With COVID-19 cases soaring and hospitalization rates 75 percent higher than over the summer, Piedmont Healthcare has begun temporarily postponing some surgeries that require overnight stays or an ICU bed at some hospitals.
Surgeries of an emergency nature continue, regardless or inpatient or outpatient status, said Nicole Dillon, spokeswoman for Piedmont Newnan.
As of this week, more than 5,700 patients are hospitalized with COVID-19 across Georgia; approximately 7 percent of Georgia COVID-19 cases require hospitalization.
“As cases increase, Piedmont’s numbers reflect that reality as our percentage of COVID-19 patients continues to remain fairly consistent with the state’s number of hospitalized patients,” Dillon said.
“Some health care facilities experience ‘peaks’ at different times, due to a variety of factors. This is the current reality for Piedmont Newnan, especially given its well-earned reputation for the high quality of care that attracts patients from well beyond the borders of Coweta County,” she said.
According to the Georgia Medical Facility Patient Census, there were 17,302 patients in Georgia hospitals, and 33.1 percent – 5,721 – had COVID-19. An additional 2.2 percent were under investigation for COVID-19. That’s a dramatic increase in patients since Nov. 1, when there were just 1,400 COVID-19 patients in Georgia hospitals.
On Christmas Day, there were 3,800 COVID-19 patients in Georgia hospitals.
Coweta’s case rate over the last two weeks was 664 cases per 100,000 population – not including those who tested positive with rapid antigen tests.
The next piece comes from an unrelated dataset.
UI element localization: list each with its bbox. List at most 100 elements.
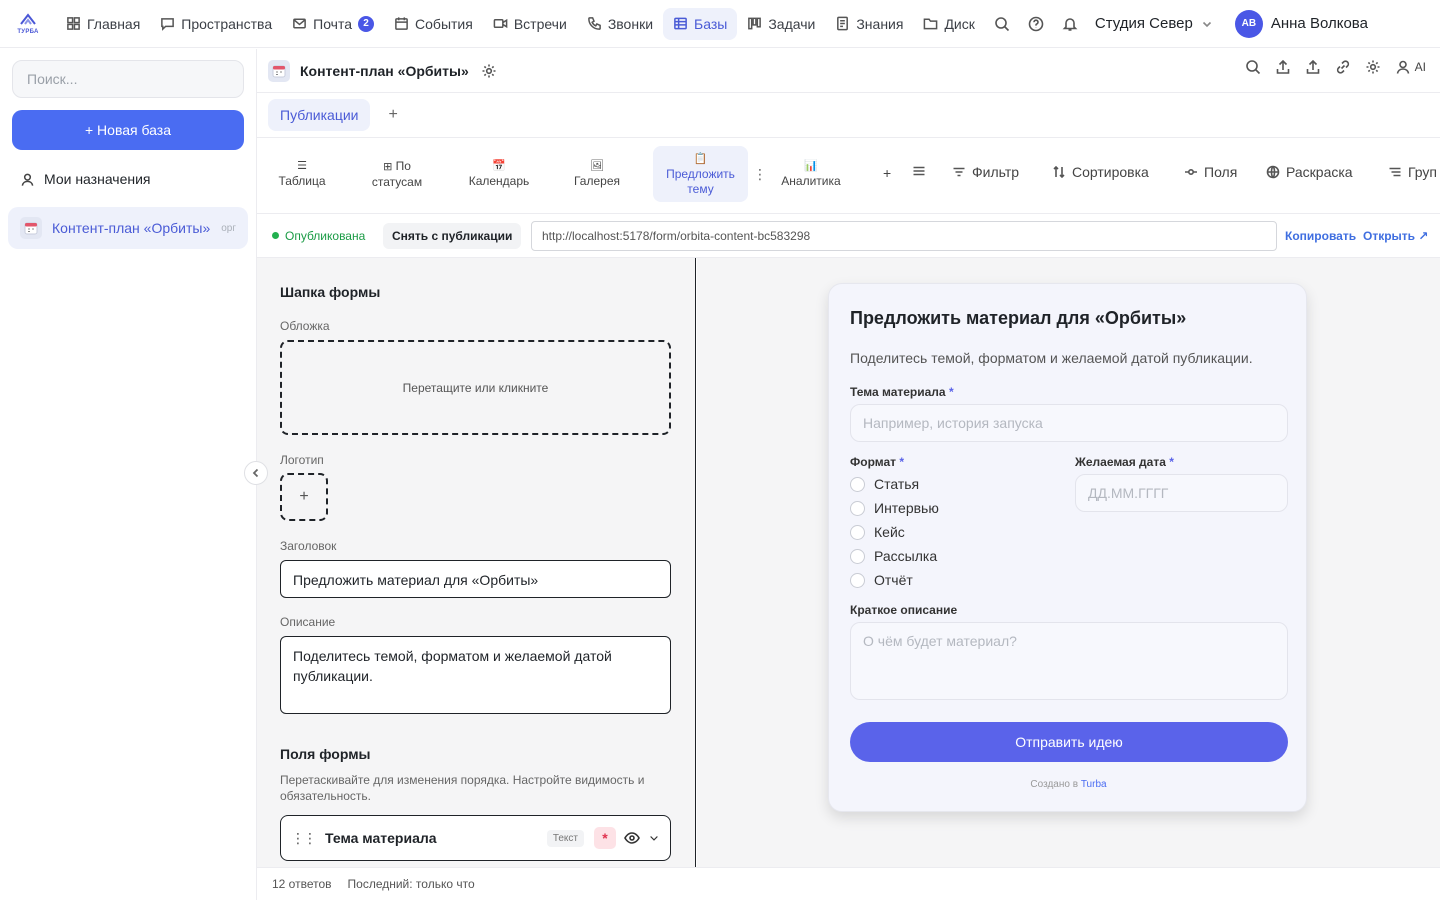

The test positivity rate over the past two weeks, again not including antigen tests, is 19.2 percent.
Piedmont Newnan, and other hospitals in the region, have been periodically on “diversion” and not accepting new patients over the past few weeks.
On Wednesday, Newnan was not on diversion, though the emergency department was listed as severely overcrowded by the Georgia Coordinating Center. Piedmont Fayette Hospital was on total diversion with severe overcrowding in the emergency department.
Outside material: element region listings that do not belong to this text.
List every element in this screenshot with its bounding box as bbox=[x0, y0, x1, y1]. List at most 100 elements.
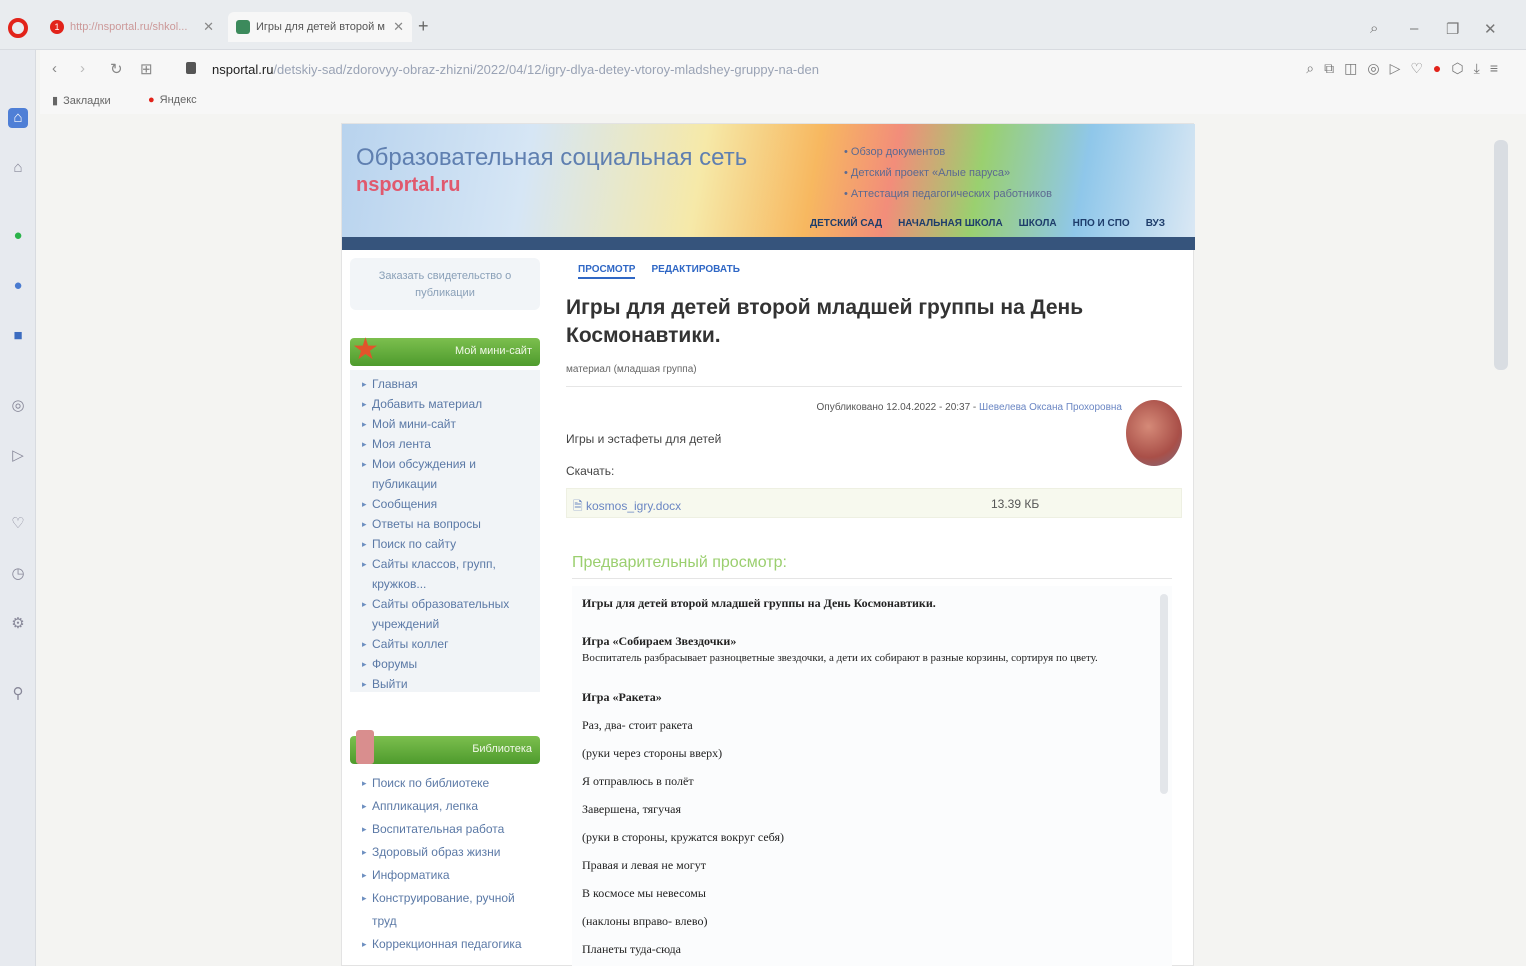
page-scrollbar[interactable] bbox=[1494, 140, 1508, 370]
certificate-link[interactable]: Заказать свидетельство о публикации bbox=[350, 258, 540, 310]
preview-header: Предварительный просмотр: bbox=[572, 554, 787, 571]
sidebar-item[interactable]: Мой мини-сайт bbox=[362, 414, 536, 434]
menu-item-school[interactable]: ШКОЛА bbox=[1019, 218, 1057, 229]
restore-icon[interactable]: ❐ bbox=[1446, 20, 1459, 38]
banner-link[interactable]: • Обзор документов bbox=[844, 142, 1052, 163]
sidebar-item[interactable]: Моя лента bbox=[362, 434, 536, 454]
sidebar-item[interactable]: Добавить материал bbox=[362, 394, 536, 414]
forward-icon[interactable]: › bbox=[80, 60, 85, 77]
vpn-icon[interactable]: ● bbox=[1433, 60, 1441, 77]
url-path: /detskiy-sad/zdorovyy-obraz-zhizni/2022/… bbox=[273, 62, 819, 77]
whatsapp-icon[interactable]: ● bbox=[8, 226, 28, 246]
menu-item-kindergarten[interactable]: ДЕТСКИЙ САД bbox=[810, 218, 882, 229]
avatar[interactable] bbox=[1126, 400, 1182, 466]
sidebar-item[interactable]: Сообщения bbox=[362, 494, 536, 514]
player-icon[interactable]: ◎ bbox=[8, 396, 28, 416]
divider bbox=[566, 386, 1182, 387]
bookmark-2[interactable]: ● Яндекс bbox=[148, 94, 197, 106]
menu-icon[interactable]: ≡ bbox=[1490, 60, 1498, 77]
bookmark-1[interactable]: ▮ Закладки bbox=[52, 94, 111, 108]
reload-icon[interactable]: ↻ bbox=[110, 60, 123, 78]
search-icon[interactable]: ⌕ bbox=[1306, 60, 1314, 77]
file-link[interactable]: 🗎 kosmos_igry.docx bbox=[573, 497, 681, 518]
tab-view[interactable]: ПРОСМОТР bbox=[578, 264, 636, 279]
banner-link[interactable]: • Аттестация педагогических работников bbox=[844, 184, 1052, 205]
menu-item-primary[interactable]: НАЧАЛЬНАЯ ШКОЛА bbox=[898, 218, 1003, 229]
published-date: Опубликовано 12.04.2022 - 20:37 - bbox=[816, 402, 980, 413]
toolbar-icons: ⌕ ⧉ ◫ ◎ ▷ ♡ ● ⬡ ⤓ ≡ bbox=[1306, 60, 1498, 77]
close-window-icon[interactable]: ✕ bbox=[1484, 20, 1497, 38]
home-icon[interactable]: ⌂ bbox=[8, 108, 28, 128]
tab-edit[interactable]: РЕДАКТИРОВАТЬ bbox=[651, 264, 739, 279]
bookmark-2-label: Яндекс bbox=[159, 94, 197, 106]
vk-icon[interactable]: ■ bbox=[8, 326, 28, 346]
extensions-icon[interactable]: ⧉ bbox=[1324, 60, 1334, 77]
browser-tabbar: 1 http://nsportal.ru/shkol... ✕ Игры для… bbox=[0, 0, 1526, 50]
article-subtitle: материал (младшая группа) bbox=[566, 364, 697, 375]
sidebar-item[interactable]: Главная bbox=[362, 374, 536, 394]
heart-icon[interactable]: ♡ bbox=[1410, 60, 1423, 77]
tab-2-active[interactable]: Игры для детей второй м ✕ bbox=[228, 12, 412, 42]
preview-game2-title: Игра «Ракета» bbox=[582, 690, 662, 704]
speed-dial-icon[interactable]: ⌂ bbox=[8, 158, 28, 178]
library-item[interactable]: Коррекционная педагогика bbox=[362, 933, 536, 956]
banner-link[interactable]: • Детский проект «Алые паруса» bbox=[844, 163, 1052, 184]
history-icon[interactable]: ◷ bbox=[8, 564, 28, 584]
sidebar-item[interactable]: Мои обсуждения и публикации bbox=[362, 454, 536, 494]
close-icon[interactable]: ✕ bbox=[203, 19, 214, 35]
download-label: Скачать: bbox=[566, 464, 615, 478]
library-item[interactable]: Поиск по библиотеке bbox=[362, 772, 536, 795]
close-icon[interactable]: ✕ bbox=[393, 19, 404, 35]
library-menu: Поиск по библиотеке Аппликация, лепка Во… bbox=[350, 768, 540, 958]
preview-scrollbar[interactable] bbox=[1160, 594, 1168, 794]
play-icon[interactable]: ▷ bbox=[1390, 60, 1401, 77]
location-icon[interactable]: ◎ bbox=[1367, 60, 1379, 77]
back-icon[interactable]: ‹ bbox=[52, 60, 57, 77]
star-icon: ★ bbox=[352, 333, 379, 366]
banner-title: Образовательная социальная сеть bbox=[356, 144, 748, 171]
download-icon[interactable]: ⤓ bbox=[1474, 60, 1480, 77]
library-item[interactable]: Аппликация, лепка bbox=[362, 795, 536, 818]
address-bar: ‹ › ↻ ⊞ nsportal.ru/detskiy-sad/zdorovyy… bbox=[40, 50, 1526, 90]
minimize-icon[interactable]: – bbox=[1410, 20, 1418, 37]
messenger-icon[interactable]: ● bbox=[8, 276, 28, 296]
new-tab-icon[interactable]: + bbox=[418, 16, 429, 37]
site-logo[interactable]: nsportal.ru bbox=[356, 174, 460, 197]
heart-icon[interactable]: ♡ bbox=[8, 514, 28, 534]
sidebar-item[interactable]: Форумы bbox=[362, 654, 536, 674]
preview-line: (руки через стороны вверх) bbox=[582, 746, 723, 760]
pin-icon[interactable]: ⚲ bbox=[8, 684, 28, 704]
library-item[interactable]: Здоровый образ жизни bbox=[362, 841, 536, 864]
preview-line: Правая и левая не могут bbox=[582, 858, 706, 872]
speed-dial-icon[interactable]: ⊞ bbox=[140, 60, 153, 78]
author-link[interactable]: Шевелева Оксана Прохоровна bbox=[979, 402, 1122, 413]
sidebar-item[interactable]: Сайты образовательных учреждений bbox=[362, 594, 536, 634]
publication-info: Опубликовано 12.04.2022 - 20:37 - Шевеле… bbox=[817, 402, 1122, 413]
opera-logo-icon[interactable] bbox=[8, 18, 28, 38]
flow-icon[interactable]: ▷ bbox=[8, 446, 28, 466]
library-item[interactable]: Воспитательная работа bbox=[362, 818, 536, 841]
tab-1[interactable]: 1 http://nsportal.ru/shkol... ✕ bbox=[42, 12, 222, 42]
snapshot-icon[interactable]: ◫ bbox=[1344, 60, 1357, 77]
menu-item-npo[interactable]: НПО И СПО bbox=[1073, 218, 1130, 229]
url-field[interactable]: nsportal.ru/detskiy-sad/zdorovyy-obraz-z… bbox=[212, 62, 819, 77]
sidebar-item[interactable]: Ответы на вопросы bbox=[362, 514, 536, 534]
page-title: Игры для детей второй младшей группы на … bbox=[566, 296, 1084, 347]
sidebar-item[interactable]: Выйти bbox=[362, 674, 536, 694]
document-preview[interactable]: Игры для детей второй младшей группы на … bbox=[572, 586, 1172, 966]
preview-line: Я отправлюсь в полёт bbox=[582, 774, 694, 788]
tab-1-badge: 1 bbox=[50, 20, 64, 34]
library-item[interactable]: Конструирование, ручной труд bbox=[362, 887, 536, 933]
book-icon bbox=[356, 730, 374, 764]
cube-icon[interactable]: ⬡ bbox=[1451, 60, 1463, 77]
sidebar-item[interactable]: Сайты коллег bbox=[362, 634, 536, 654]
sidebar-item[interactable]: Сайты классов, групп, кружков... bbox=[362, 554, 536, 594]
library-item[interactable]: Информатика bbox=[362, 864, 536, 887]
settings-icon[interactable]: ⚙ bbox=[8, 614, 28, 634]
search-icon[interactable]: ⌕ bbox=[1370, 20, 1378, 37]
sidebar-item[interactable]: Поиск по сайту bbox=[362, 534, 536, 554]
favicon-icon bbox=[236, 20, 250, 34]
divider bbox=[572, 578, 1172, 579]
site-menu: ДЕТСКИЙ САД НАЧАЛЬНАЯ ШКОЛА ШКОЛА НПО И … bbox=[810, 218, 1165, 229]
menu-item-vuz[interactable]: ВУЗ bbox=[1146, 218, 1165, 229]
On Wednesday, only two hospitals in Georgia EMS Region 4 were on diversion, Piedmont Fayette and Wellstar Spalding Regional. Four hospitals – in Troup, Butts, Carroll and Meriwether counties, were listed as having normal emergency departments; the other six hospitals in the region have severe overcrowding.
“Across the entire health system, we continue to adapt to the ever-changing landscape of COVID-19, especially as the country experiences this third surge,” Dillon said. “Each of our hospitals reviews available resources daily related to current COVID volume, and where possible, we continue to shift resources as needed to maintain appropriate capacity — as we have since the pandemic began in March.
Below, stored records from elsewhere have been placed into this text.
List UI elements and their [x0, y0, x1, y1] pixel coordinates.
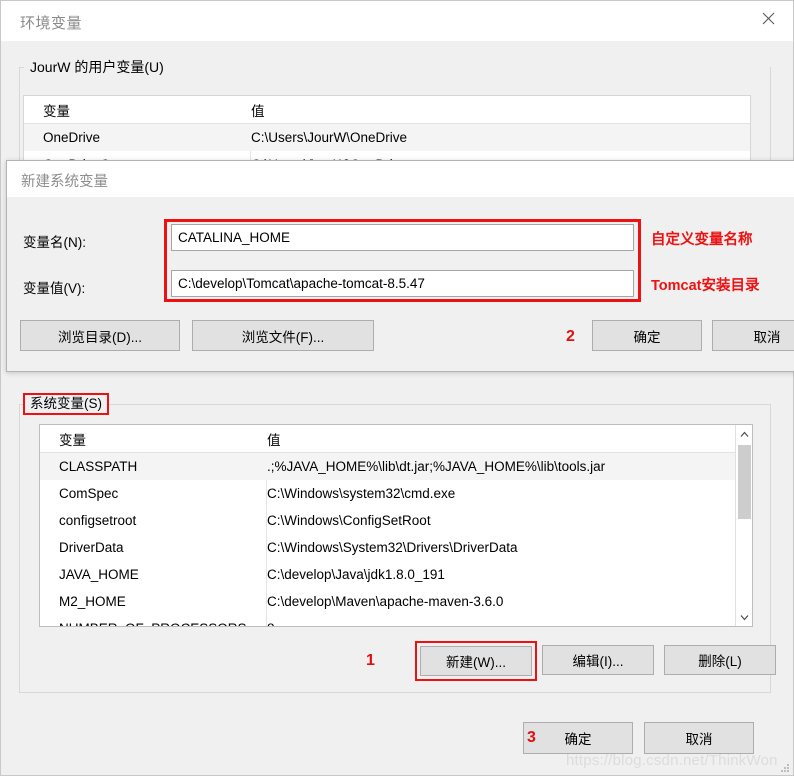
- table-row[interactable]: ComSpec C:\Windows\system32\cmd.exe: [40, 480, 752, 507]
- system-table-scrollbar[interactable]: [735, 425, 752, 626]
- cell-variable: ComSpec: [59, 486, 119, 501]
- user-variables-label: JourW 的用户变量(U): [26, 59, 168, 75]
- cell-variable: CLASSPATH: [59, 459, 138, 474]
- variable-name-input[interactable]: [171, 224, 634, 251]
- ok-button[interactable]: 确定: [523, 722, 633, 754]
- cell-value: C:\Users\JourW\OneDrive: [251, 130, 408, 145]
- step-marker-3: 3: [527, 729, 536, 746]
- variable-name-annotation: 自定义变量名称: [651, 232, 753, 248]
- user-table-header: 变量 值: [24, 96, 750, 124]
- cell-variable: OneDrive: [43, 130, 101, 145]
- table-row[interactable]: JAVA_HOME C:\develop\Java\jdk1.8.0_191: [40, 561, 752, 588]
- window-titlebar: 环境变量: [1, 1, 793, 41]
- new-var-ok-button[interactable]: 确定: [592, 320, 702, 351]
- environment-variables-window: 环境变量 JourW 的用户变量(U) 变量 值 OneDrive C:\Use…: [0, 0, 794, 776]
- resize-grip-icon[interactable]: [778, 761, 790, 773]
- new-var-cancel-button[interactable]: 取消: [712, 320, 794, 351]
- cell-value: 8: [267, 615, 275, 626]
- cell-variable: DriverData: [59, 540, 124, 555]
- cancel-button[interactable]: 取消: [644, 722, 754, 754]
- cell-variable: NUMBER_OF_PROCESSORS: [59, 615, 247, 626]
- table-row[interactable]: OneDrive C:\Users\JourW\OneDrive: [24, 124, 750, 151]
- cell-variable: configsetroot: [59, 513, 137, 528]
- watermark-text: https://blog.csdn.net/ThinkWon: [566, 752, 778, 769]
- user-col-variable: 变量: [43, 104, 70, 119]
- system-col-value: 值: [267, 433, 281, 448]
- table-row[interactable]: CLASSPATH .;%JAVA_HOME%\lib\dt.jar;%JAVA…: [40, 453, 752, 480]
- cell-variable: M2_HOME: [59, 594, 126, 609]
- table-row[interactable]: M2_HOME C:\develop\Maven\apache-maven-3.…: [40, 588, 752, 615]
- table-row[interactable]: NUMBER_OF_PROCESSORS 8: [40, 615, 752, 626]
- new-system-variable-button[interactable]: 新建(W)...: [420, 646, 532, 676]
- delete-system-variable-button[interactable]: 删除(L): [664, 645, 776, 675]
- edit-system-variable-button[interactable]: 编辑(I)...: [542, 645, 654, 675]
- system-table-header: 变量 值: [40, 425, 752, 453]
- new-var-title: 新建系统变量: [21, 174, 108, 190]
- chevron-up-icon[interactable]: [736, 425, 752, 443]
- cell-variable: JAVA_HOME: [59, 567, 139, 582]
- chevron-down-icon[interactable]: [736, 608, 752, 626]
- system-col-variable: 变量: [59, 433, 86, 448]
- variable-value-input[interactable]: [171, 270, 634, 297]
- cell-value: C:\Windows\system32\cmd.exe: [267, 486, 456, 501]
- user-col-value: 值: [251, 104, 265, 119]
- system-variables-group: 系统变量(S) 变量 值 CLASSPATH .;%JAVA_HOME%\lib…: [19, 393, 776, 693]
- system-variables-buttons: 新建(W)... 编辑(I)... 删除(L): [19, 641, 776, 683]
- browse-file-button[interactable]: 浏览文件(F)...: [192, 320, 374, 351]
- cell-value: C:\Windows\System32\Drivers\DriverData: [267, 540, 518, 555]
- table-row[interactable]: DriverData C:\Windows\System32\Drivers\D…: [40, 534, 752, 561]
- variable-value-annotation: Tomcat安装目录: [651, 278, 760, 294]
- window-title: 环境变量: [20, 15, 83, 32]
- step-marker-1: 1: [366, 652, 375, 669]
- cell-value: .;%JAVA_HOME%\lib\dt.jar;%JAVA_HOME%\lib…: [267, 459, 606, 474]
- variable-value-label: 变量值(V):: [23, 281, 86, 296]
- system-variables-label: 系统变量(S): [30, 396, 102, 411]
- cell-value: C:\develop\Maven\apache-maven-3.6.0: [267, 594, 504, 609]
- cell-value: C:\develop\Java\jdk1.8.0_191: [267, 567, 445, 582]
- browse-directory-button[interactable]: 浏览目录(D)...: [20, 320, 180, 351]
- step-marker-2: 2: [566, 328, 575, 345]
- new-button-highlight: 新建(W)...: [415, 641, 537, 681]
- new-var-titlebar: 新建系统变量: [7, 161, 794, 197]
- cell-value: C:\Windows\ConfigSetRoot: [267, 513, 431, 528]
- system-variables-table[interactable]: 变量 值 CLASSPATH .;%JAVA_HOME%\lib\dt.jar;…: [39, 424, 753, 627]
- table-row[interactable]: configsetroot C:\Windows\ConfigSetRoot: [40, 507, 752, 534]
- variable-name-label: 变量名(N):: [23, 235, 86, 250]
- scrollbar-thumb[interactable]: [738, 445, 751, 519]
- close-icon[interactable]: [745, 1, 791, 35]
- system-variables-label-highlight: 系统变量(S): [23, 393, 109, 415]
“Our staff, though stretched and tested in previously unimaginable ways, is committed and resilient. We are encouraged by the arrival of vaccines and continue to vaccinate our workforce at all 11 hospitals as quickly as we can,” Dillon said.
Statewide, 92.7 percent of all intensive care unit beds were in use as of 12 a.m. Wednesday. Data on hospital bed and ventilator usage, broken down by region, is available on the state’s COVID-19 data hub at https://covid-hub.gio.georgia.gov/ .
Things are better when it comes to total inpatient beds; 87.6 percent were in use Wednesday.
Last week, COVID-19 patient counts were significantly higher in Coweta than in the region. For the week of Jan. 1-7, fully 50 percent of all hospitalized patients in Coweta were COVID-19 patients, according to the University of Minnesota COVID-19 Hospitalization Tracking Project.
COVID-19 patients occupied 77 percent of ICU beds. The project updates numbers weekly.
In Hospital Region C, which includes Coweta but is different from EMS Region 4, 96.99 percent of general inpatient beds are in use, and 149 out of 154 ICU beds are in use. In Region C, 35.7 percent of patients are classified as COVID-19 patients.
In Region I, which includes counties south of Coweta, 98 of 102 ICU beds were in use and 88.65 percent of general inpatient beds were in use. In the region, 28.9 percent of those hospitalized are COVID-19 patients.
Atlanta’s Region D is only at 87.8 percent ICU usage, with 1,087 of 1,238 beds being used, and at 90.52 percent general inpatient usage, with more than 400 beds available. In that region, 28.4 percent of patients are COVID-19 patients.
Ventilator capacity remains strong, with 44.8 percent of ventilators in use statewide.
On Tuesday, Georgia hit its single day record for COVID-19 deaths, with 145 deaths reported. The previous record was 129 deaths, in August, according to Georgia Public broadcasting.
Though vaccination has begun, and some Cowetans are now eligible for their second dose of vaccine, COVID-19 remains a serious threat.
“Until COVID vaccines are widely available to the public, which remains several months away, it remains critical that we continue to mask up, wash our hands, maintain social distancing practices and stay diligent in our fight against COVID,” Dillon said.